In its preferred microhabitat, this darter is usually associated with the speckled madtom (Noturus leptacanthus) and the blackbanded darter (Percina nigrofasciata), and often with southern brook lamprey (Ichthyomyzon gagei) larvae. The blackbanded darter appears to be the most ecologically similar species to the gulf darter; however, the extent to which they may compete is not known. The blackbanded darter forages in a much wider variety of microhabitats and does not exploit vegetation or organic debris to the extent the gulf darter does.

Gulf darters are classified as insectivores, feeding on small invertebrates, including black flies, mayflies, and dragonflies. One studied found larval dipterans are the most important food items in fish of all sizes, in which chironomids were found in 71–100% of the stomachs examined. The primary predators of the gulf darter probably are larger freshwater fish, such as burbots (Lota lota), stonecats (Noturus flavus), and smallmouth bass (Micropterus dolomieu). Gulf darters, like many other darter species, have the ability to maintain position on the substrate in flowing water. This unique characteristic plays a key role in its microhabitat preference.

==Lifecycle==
Gulf darters may live up to 35 months. The gulf darter mates during mid-February to late March, typically when water temperatures are between 5.5 and 17.0 °C; they congregate on gravel shoals where the stream leaves a pool to mate. Once mates are selected, the fish mate repeatedly for several days until the female lays about 90 eggs. Once the eggs are laid, females will begin burrowing into the gravel, submerging herself and the eggs, as a form of protection. Males tend to exhibit territorial behavior during breeding season.

==Taxonomy==
The Gulf darter was first formally described in 1877 by the American biologist David Starr Jordan (1851–1931) with the type locality given as a tributary of the Pearl River at Monticello in Lawrence County, Mississippi. The specific name honors the biologist Joseph Swain (1857–1927), who was a colleague of Jordan's.

==Conservation==
Gulf darters may be threatened by runoff and pollution due to urbanization.
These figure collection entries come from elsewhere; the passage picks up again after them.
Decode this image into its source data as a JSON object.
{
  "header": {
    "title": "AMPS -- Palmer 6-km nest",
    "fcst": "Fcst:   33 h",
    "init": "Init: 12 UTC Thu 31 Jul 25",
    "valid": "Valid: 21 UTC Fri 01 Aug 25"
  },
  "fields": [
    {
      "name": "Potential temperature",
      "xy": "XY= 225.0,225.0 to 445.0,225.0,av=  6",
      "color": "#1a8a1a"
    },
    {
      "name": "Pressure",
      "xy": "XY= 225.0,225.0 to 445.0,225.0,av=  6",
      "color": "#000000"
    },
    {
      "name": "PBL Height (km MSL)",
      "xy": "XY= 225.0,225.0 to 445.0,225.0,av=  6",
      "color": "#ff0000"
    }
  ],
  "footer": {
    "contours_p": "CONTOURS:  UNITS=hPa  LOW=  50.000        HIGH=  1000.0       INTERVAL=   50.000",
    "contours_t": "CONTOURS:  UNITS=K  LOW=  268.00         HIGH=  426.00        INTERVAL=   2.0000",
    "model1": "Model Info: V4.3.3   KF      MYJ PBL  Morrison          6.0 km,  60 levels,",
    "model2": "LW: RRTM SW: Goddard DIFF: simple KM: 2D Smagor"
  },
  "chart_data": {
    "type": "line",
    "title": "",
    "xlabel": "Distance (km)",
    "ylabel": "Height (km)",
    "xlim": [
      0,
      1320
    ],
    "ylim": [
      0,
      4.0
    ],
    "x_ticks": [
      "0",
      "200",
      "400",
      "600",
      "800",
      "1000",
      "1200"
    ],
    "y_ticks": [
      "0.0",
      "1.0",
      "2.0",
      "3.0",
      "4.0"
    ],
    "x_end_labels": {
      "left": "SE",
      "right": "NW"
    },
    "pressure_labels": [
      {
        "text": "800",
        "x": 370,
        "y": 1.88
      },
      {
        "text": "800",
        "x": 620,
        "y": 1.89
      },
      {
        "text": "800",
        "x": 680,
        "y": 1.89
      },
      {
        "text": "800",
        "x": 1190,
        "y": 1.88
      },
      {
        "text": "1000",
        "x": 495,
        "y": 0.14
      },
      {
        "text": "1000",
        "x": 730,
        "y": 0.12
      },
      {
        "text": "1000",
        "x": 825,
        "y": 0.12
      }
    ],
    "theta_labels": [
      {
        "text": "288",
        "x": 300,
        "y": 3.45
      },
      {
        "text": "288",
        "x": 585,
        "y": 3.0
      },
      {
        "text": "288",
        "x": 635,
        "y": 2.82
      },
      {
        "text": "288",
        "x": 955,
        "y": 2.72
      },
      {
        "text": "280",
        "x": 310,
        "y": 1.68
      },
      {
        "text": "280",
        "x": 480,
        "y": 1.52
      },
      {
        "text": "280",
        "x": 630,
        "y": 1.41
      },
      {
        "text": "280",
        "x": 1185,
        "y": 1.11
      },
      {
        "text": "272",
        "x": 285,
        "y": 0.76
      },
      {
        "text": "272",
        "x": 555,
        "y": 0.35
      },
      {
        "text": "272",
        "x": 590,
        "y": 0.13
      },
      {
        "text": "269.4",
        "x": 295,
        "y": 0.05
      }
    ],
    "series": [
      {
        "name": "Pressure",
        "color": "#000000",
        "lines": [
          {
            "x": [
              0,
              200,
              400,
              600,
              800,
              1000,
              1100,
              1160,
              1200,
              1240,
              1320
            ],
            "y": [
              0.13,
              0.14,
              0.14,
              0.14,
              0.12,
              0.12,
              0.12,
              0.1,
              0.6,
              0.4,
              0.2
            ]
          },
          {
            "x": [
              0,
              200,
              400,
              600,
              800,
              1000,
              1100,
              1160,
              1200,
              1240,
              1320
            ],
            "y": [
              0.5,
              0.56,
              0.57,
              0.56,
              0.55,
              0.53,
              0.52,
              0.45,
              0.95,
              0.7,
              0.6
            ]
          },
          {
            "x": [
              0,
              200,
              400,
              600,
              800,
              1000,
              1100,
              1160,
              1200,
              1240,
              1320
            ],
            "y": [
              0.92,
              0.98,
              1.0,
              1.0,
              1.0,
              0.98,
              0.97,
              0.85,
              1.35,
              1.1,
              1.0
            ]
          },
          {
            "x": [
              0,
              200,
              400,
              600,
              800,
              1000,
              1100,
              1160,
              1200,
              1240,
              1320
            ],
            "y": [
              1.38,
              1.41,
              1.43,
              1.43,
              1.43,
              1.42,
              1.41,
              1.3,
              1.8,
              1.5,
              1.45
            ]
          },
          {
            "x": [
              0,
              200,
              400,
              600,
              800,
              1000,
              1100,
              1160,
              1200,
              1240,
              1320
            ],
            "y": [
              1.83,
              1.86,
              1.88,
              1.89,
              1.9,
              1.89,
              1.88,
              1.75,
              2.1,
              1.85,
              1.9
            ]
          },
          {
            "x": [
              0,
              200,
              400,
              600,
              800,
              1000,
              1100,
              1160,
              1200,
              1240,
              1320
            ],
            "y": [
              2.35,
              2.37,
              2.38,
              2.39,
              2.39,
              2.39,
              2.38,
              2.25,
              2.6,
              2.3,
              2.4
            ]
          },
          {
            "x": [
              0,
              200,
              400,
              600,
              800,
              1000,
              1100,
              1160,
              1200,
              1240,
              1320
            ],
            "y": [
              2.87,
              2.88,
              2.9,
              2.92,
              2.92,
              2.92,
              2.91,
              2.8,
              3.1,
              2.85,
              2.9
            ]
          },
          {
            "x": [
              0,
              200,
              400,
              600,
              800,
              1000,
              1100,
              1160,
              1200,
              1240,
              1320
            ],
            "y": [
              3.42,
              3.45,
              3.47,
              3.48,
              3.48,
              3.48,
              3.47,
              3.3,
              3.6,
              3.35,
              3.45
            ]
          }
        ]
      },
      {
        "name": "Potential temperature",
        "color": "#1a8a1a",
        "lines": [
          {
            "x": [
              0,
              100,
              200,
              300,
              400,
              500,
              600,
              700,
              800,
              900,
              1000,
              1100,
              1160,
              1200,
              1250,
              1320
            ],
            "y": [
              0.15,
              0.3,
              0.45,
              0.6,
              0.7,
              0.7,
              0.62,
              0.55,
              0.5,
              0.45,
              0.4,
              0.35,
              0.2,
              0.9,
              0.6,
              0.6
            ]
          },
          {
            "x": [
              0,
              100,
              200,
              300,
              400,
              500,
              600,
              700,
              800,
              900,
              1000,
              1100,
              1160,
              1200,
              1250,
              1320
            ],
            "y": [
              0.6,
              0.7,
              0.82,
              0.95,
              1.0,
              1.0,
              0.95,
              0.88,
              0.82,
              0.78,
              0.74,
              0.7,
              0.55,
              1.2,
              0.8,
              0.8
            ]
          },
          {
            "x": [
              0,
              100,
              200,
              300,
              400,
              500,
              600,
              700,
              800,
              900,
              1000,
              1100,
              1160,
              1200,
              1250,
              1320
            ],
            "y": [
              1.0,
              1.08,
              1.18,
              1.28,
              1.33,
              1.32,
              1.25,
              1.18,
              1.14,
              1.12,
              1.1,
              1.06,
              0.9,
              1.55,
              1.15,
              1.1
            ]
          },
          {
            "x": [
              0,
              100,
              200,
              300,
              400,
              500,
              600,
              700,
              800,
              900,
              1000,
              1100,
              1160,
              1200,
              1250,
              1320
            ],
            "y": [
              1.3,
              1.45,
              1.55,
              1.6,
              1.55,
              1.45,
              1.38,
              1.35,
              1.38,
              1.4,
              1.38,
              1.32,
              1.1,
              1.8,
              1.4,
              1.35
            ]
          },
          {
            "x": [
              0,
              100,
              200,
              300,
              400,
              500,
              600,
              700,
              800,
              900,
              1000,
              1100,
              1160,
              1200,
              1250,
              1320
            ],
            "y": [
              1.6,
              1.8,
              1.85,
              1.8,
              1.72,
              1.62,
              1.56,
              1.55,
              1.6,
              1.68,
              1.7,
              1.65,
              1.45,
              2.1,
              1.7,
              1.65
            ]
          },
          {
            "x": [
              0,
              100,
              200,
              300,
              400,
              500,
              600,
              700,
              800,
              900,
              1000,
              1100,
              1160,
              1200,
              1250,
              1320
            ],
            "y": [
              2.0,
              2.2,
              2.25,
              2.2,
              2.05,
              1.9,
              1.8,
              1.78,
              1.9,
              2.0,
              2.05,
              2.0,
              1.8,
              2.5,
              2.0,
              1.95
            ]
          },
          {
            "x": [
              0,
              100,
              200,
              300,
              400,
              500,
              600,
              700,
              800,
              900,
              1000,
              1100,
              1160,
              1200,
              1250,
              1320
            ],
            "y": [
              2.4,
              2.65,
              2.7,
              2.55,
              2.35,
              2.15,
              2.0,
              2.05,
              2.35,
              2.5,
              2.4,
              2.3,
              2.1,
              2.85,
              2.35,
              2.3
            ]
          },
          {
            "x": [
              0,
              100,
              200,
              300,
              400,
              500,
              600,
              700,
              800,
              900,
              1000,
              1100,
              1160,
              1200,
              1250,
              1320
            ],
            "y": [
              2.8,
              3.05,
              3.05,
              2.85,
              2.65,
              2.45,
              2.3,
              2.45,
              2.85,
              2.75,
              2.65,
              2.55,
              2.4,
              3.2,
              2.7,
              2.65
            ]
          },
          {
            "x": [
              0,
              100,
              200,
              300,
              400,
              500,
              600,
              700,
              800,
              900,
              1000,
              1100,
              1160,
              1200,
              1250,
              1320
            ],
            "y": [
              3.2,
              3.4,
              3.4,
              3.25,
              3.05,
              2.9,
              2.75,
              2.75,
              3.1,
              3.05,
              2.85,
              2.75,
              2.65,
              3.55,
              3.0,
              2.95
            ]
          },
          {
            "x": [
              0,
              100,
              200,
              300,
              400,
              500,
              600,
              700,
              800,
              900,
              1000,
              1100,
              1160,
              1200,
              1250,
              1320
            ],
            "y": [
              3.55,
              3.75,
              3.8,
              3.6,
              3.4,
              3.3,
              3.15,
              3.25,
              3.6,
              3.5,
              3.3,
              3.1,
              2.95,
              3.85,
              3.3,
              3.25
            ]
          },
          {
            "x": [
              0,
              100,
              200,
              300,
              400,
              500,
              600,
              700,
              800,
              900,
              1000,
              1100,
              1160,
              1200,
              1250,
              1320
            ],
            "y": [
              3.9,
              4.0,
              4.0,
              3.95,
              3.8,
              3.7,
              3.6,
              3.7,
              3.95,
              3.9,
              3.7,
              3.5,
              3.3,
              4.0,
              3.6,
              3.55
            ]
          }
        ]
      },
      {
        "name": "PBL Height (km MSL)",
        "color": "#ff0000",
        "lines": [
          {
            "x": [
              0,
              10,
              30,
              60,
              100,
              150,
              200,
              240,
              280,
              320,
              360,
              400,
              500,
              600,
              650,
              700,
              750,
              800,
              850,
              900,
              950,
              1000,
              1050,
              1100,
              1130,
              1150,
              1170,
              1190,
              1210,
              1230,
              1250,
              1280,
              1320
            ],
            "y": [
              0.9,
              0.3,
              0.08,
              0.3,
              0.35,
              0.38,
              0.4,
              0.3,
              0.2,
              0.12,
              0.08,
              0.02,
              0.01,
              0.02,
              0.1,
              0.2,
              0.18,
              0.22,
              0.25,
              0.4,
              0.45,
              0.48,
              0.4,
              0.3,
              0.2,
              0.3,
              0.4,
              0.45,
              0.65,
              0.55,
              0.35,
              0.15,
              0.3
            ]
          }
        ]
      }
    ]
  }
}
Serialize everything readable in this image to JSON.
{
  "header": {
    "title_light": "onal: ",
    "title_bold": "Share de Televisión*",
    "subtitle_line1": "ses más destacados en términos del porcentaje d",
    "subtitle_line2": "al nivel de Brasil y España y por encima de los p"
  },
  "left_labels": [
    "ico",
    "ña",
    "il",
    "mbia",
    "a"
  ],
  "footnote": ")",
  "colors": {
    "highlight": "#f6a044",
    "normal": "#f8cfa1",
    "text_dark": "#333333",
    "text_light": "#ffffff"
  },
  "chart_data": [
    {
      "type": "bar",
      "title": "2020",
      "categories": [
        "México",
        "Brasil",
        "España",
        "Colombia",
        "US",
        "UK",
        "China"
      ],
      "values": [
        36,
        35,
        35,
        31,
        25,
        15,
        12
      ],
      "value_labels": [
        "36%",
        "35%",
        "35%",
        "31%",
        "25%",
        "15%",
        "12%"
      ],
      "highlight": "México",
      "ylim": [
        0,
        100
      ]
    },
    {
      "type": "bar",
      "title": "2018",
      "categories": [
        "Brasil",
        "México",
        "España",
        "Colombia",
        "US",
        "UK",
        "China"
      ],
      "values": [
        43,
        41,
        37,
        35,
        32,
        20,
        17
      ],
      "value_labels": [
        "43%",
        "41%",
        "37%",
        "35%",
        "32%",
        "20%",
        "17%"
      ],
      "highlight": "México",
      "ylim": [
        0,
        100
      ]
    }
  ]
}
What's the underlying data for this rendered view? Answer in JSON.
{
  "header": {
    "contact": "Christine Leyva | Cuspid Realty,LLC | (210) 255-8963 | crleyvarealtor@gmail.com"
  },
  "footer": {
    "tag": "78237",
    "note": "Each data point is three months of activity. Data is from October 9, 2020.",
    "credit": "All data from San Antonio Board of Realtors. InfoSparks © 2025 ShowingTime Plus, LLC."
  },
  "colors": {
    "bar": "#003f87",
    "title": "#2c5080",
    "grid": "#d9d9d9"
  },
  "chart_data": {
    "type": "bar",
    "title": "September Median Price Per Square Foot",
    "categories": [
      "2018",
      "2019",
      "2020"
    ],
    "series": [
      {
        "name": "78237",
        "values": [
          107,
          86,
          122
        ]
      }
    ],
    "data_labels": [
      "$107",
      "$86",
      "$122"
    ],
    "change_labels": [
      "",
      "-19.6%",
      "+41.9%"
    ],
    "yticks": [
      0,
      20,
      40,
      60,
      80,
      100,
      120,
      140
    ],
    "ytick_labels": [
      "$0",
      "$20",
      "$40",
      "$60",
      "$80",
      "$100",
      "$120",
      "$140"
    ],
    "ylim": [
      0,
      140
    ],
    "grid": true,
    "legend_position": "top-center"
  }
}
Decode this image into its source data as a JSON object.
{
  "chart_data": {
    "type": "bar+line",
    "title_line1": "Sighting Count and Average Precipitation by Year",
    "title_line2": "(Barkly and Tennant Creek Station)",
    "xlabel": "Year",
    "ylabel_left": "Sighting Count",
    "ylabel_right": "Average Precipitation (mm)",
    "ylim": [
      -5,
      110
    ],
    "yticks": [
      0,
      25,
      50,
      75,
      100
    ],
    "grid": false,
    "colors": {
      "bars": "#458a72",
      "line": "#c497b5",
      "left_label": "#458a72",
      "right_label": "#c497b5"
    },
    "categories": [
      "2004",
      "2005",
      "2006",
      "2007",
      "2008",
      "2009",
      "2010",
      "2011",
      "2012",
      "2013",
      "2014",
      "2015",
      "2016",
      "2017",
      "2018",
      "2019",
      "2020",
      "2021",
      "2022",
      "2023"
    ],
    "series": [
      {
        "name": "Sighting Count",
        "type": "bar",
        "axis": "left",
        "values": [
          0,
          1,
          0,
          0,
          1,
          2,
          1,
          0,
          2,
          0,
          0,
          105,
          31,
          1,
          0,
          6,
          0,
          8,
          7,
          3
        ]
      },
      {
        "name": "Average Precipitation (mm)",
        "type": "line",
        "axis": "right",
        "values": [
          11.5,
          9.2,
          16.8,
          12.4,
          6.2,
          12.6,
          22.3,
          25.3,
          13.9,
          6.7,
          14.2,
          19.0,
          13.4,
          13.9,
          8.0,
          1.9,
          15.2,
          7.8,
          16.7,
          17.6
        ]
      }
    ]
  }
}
For instance, one study found the development of an interstate negatively affected the abundance of several fish species, including the gulf darter, by decreasing quality of water of the nearby creek. No current management plans specifically designed for the gulf darter are in place. The population trend of this fish seems to be stable and it is a common species with numerous sub-populations over a wide range, and the International Union for Conservation of Nature has assessed its conservation status as being of "least concern".